Result of Marion Jones doping scandal: a race that no one won
The IOC decided Thursday not to reallocate the gold medal that admitted drug-cheat Marion Jones won in the 100 meter sprint at the 2000 Olympics. Why? The silver medalist has also been linked with doping.
Darron Cummings/AP
For the first time in Olympic history, an event will go without a gold medalist because of doping.
The International Olympic Committee (IOC) announced Wednesday that it has reallocated medals that Marion Jones won in the 200 meters (gold) and long jump (bronze) at the 2000 Summer Olympics. The reallocation of the two golds she won as a member of the US relay team is still pending the outcome of an appeal at the Court of Arbitration for Sport.
But the gold medal won by Jones in the 100 meters – arguably the signature event of any Summer Games – will remain vacant.
Ms.
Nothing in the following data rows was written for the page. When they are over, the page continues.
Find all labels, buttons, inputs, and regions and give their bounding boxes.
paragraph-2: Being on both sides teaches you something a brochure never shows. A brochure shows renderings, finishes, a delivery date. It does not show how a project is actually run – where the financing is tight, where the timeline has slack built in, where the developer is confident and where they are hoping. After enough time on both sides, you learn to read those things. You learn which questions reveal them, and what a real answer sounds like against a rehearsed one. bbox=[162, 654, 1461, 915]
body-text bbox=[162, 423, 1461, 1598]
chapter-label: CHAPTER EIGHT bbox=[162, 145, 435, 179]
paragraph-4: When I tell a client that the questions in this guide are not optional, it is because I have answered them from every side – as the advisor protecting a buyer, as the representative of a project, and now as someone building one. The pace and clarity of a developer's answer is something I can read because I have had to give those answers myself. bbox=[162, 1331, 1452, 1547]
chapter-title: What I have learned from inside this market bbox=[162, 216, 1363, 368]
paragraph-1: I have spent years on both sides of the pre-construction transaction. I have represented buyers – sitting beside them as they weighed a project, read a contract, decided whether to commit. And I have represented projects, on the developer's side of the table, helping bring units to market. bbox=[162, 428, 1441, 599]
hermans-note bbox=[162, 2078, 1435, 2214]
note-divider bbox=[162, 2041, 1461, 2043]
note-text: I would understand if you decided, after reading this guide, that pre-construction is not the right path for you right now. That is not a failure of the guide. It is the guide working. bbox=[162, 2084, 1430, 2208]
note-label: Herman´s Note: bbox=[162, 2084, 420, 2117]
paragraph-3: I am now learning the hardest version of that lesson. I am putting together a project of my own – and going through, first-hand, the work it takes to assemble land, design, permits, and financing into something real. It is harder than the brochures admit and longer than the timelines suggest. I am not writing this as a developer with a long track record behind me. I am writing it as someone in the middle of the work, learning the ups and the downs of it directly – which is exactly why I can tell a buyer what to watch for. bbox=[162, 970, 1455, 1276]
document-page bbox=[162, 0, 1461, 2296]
Jones, who had been the first woman to win five track and field medals in a single Summer Games, surrendered her medals in 2007 when she admitted to making false statements regarding her use of performance-enhancing drugs to federal investigators.
Typically, medals won by Olympians later found to be drug cheats simply pass to the next highest finisher. But the silver medalist in the 100 meters that year was Greece's Katerina Thanou.
Ms. Thanou has also been tainted by doping. Though Ms. Thanou has not tested positive for banned substances, she missed a scheduled drug test prior to the 2004 games in Athens, claiming that she and her training partner had been in a motorcycle accident. She was subsequently banned from competition for two years by track and field's international federation on the suspicion that she had staged the accident to miss the test.
The IOC's action Thursday was a clear statement. "They don't want to reward [Thanou]," says David Wallechinsky, author of "The Complete Book of the Summer Olympics." "They don't consider her clean."
It is only the third time that a Summer Olympic event has gone without a gold medalist – and the first time since 1912, Mr. Wallechinsky says. In 1908, all four finalists in cycling's match sprint event spent so much time slowly jockeying for position that none finished under the mandatory time limit. In 1912, when Greco-Roman wrestling bouts could end only with a pin, the two finalists battled for nine hours before becoming so exhausted that they could not continue – each sharing silver.
But it is the first incidence of a gold medal going vacant for doping, pointing to the role that doping has played in the Olympics during the past 40 years. Unofficial lists suggest that roughly 50 Olympians have had their medals revoked for doping violations.
Four athletes from the 2008 Olympics in Beijing have had medals revoked for using banned substances.
• North Korean shooter Kim Jong Su was stripped of silver and bronze medals he won in 2008 after he tested positive for a drug that helps prevent trembling.
• Norwegian equestrian Tony Andre Hansen lost his Olympic bronze medal in team jumping after his horse failed a doping test.
• Lyudmila Blonska, a heptathlon silver medalist from Ukraine, was stripped of her medal after testing positive for steroids – her second such offense.
• Bahrain's Rashid Ramzi, middle-distance runner, also lost his Olympic medal for a doping-related offense. It was his country's first gold medal in track and field.
In the case of the 100-meter sprint in 2000, third-placed Tanya Lawrence of Jamaica will share the silver with Thanou. Merlene Ottey, also of Jamaica, will receive a bronze medal instead of fourth place.
Jones, who pleaded guilty to making false statements to federal investigators about doping as well as a check-fraud scam, served almost six months in prison. Since her release in September 2008, Jones has said she is contemplating a return to competitive sports – this time in basketball.
• Staff writer Mark Sappenfield contributed to this article.